A recent study from the University of New York demonstrates that those who speak the most in a group usually end up as leaders. Researchers thus found support for the so-called “babble hypothesis” in leadership.
In the study, researchers found that the quantity of words used had a strong effect on leader selection, even after controlling for gender, age, intelligence, and personality. The quality of the words has little to no effect. It turns out that the path to leadership is indeed through a lot of blah, blah, blah.
This finding has several immediate implications and can explain many observations about the work life in our time.
Speak up!
The first implication is that if you want to become a leader yourself, you must speak up. What you say doesn’t have to be very smart, but you must open your mouth and share your thoughts, often and at length. This way, you signal that you have confidence in yourself and your ideas.
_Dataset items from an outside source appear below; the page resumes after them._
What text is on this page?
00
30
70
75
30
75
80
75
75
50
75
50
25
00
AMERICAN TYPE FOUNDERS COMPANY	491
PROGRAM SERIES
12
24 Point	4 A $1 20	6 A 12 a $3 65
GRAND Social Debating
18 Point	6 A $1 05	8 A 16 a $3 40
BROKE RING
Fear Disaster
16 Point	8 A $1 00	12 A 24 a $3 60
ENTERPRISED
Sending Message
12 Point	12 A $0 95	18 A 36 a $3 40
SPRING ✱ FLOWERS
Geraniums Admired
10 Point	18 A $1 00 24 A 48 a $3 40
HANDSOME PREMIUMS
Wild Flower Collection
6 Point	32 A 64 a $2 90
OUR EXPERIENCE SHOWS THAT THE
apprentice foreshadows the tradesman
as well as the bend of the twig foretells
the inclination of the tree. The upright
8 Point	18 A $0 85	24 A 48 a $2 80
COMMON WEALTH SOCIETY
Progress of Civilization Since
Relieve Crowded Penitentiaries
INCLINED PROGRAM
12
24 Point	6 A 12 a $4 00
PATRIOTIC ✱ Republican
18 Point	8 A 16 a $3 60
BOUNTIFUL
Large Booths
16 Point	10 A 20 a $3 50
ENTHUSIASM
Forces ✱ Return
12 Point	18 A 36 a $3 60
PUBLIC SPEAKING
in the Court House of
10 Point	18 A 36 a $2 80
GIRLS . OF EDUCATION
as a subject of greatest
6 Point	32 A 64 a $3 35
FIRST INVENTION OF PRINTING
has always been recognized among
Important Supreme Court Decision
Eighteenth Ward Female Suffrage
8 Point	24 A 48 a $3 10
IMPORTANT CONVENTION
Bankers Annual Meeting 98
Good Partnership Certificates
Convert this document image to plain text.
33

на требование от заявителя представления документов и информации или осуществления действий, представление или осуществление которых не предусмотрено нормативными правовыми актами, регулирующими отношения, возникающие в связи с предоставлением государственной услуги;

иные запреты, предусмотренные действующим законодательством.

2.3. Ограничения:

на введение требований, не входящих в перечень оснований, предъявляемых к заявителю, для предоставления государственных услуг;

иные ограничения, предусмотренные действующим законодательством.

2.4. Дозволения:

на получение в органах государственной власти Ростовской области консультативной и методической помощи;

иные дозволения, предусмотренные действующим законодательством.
The equally valid implication is that if you are involved in selecting leaders, you must try to reduce this effect. Speaking up frequently does not necessarily indicate that someone cares, it can also be symptomatic of confident individuals who love to hear their own voices, don’t recognize the limits of their knowledge, and don’t bother listening to others. These are not good leadership qualities.
Leaders prefer physical presence
Another observation that can be explained by this finding is the significant difference between leaders and employees regarding their preference on remote work vs. physical presence. Several studies show that leaders prefer physical presence much more than non-leaders. For example, one of these studies found that 75 percent of leaders wanted a general attendance requirement of three days a week or more, while only 34 percent of employees wanted the same.
Leaders value the important information shared in all the informal workplace conversations. They see value in all that talk. This might not be surprising since they are the ones doing most of the talking. Employees, who are often quieter at work, may not always perceive this chit-chat as productive or helpful.
Leaders like meetings
Another observation that this finding can help explain is that leaders like meetings much more than many employees do. In an attempt to explain why software developers hate meetings, entrepreneur and venture capitalist Paul Graham makes a famous distinction between “manager’s schedules” and “maker’s schedules”.
Managers and administrators often have days segmented into many short meetings and tasks. This is because managers often have many small problems to solve throughout the day. When managers attend these meetings, they talk a lot and feel efficient and productive. For makers, it might seem like managers are just sitting and talking, but according to them, they are “proactive agents of change, helping members of the organization with sense-making, uncertainty tolerance, and opportunity mindset.”
Makers prefer a different schedule. Developers, engineers, writers, and many other professionals rely on long, uninterrupted work sessions. This is because they are tackling a big problem, not many small ones. You can’t write a book or code new software an hour here and there; you need continuous time for uninterrupted thinking and development. Therefore, makers hate having to attend even just a few meetings during the day; it distracts them from the work they are trying to do.
Organizations depend on communication and coordination, but they also depend on makers trying to solve significant problems. However, the modern organizational schedule is completely dominated by managers’ preferences.
The manager’s schedule holds all the power and overrides the maker’s desire for freedom from small meetings with a lot of manager talk. This power could be distributed more evenly to allow makers to protect some of their time and shield themselves from too much manager talk.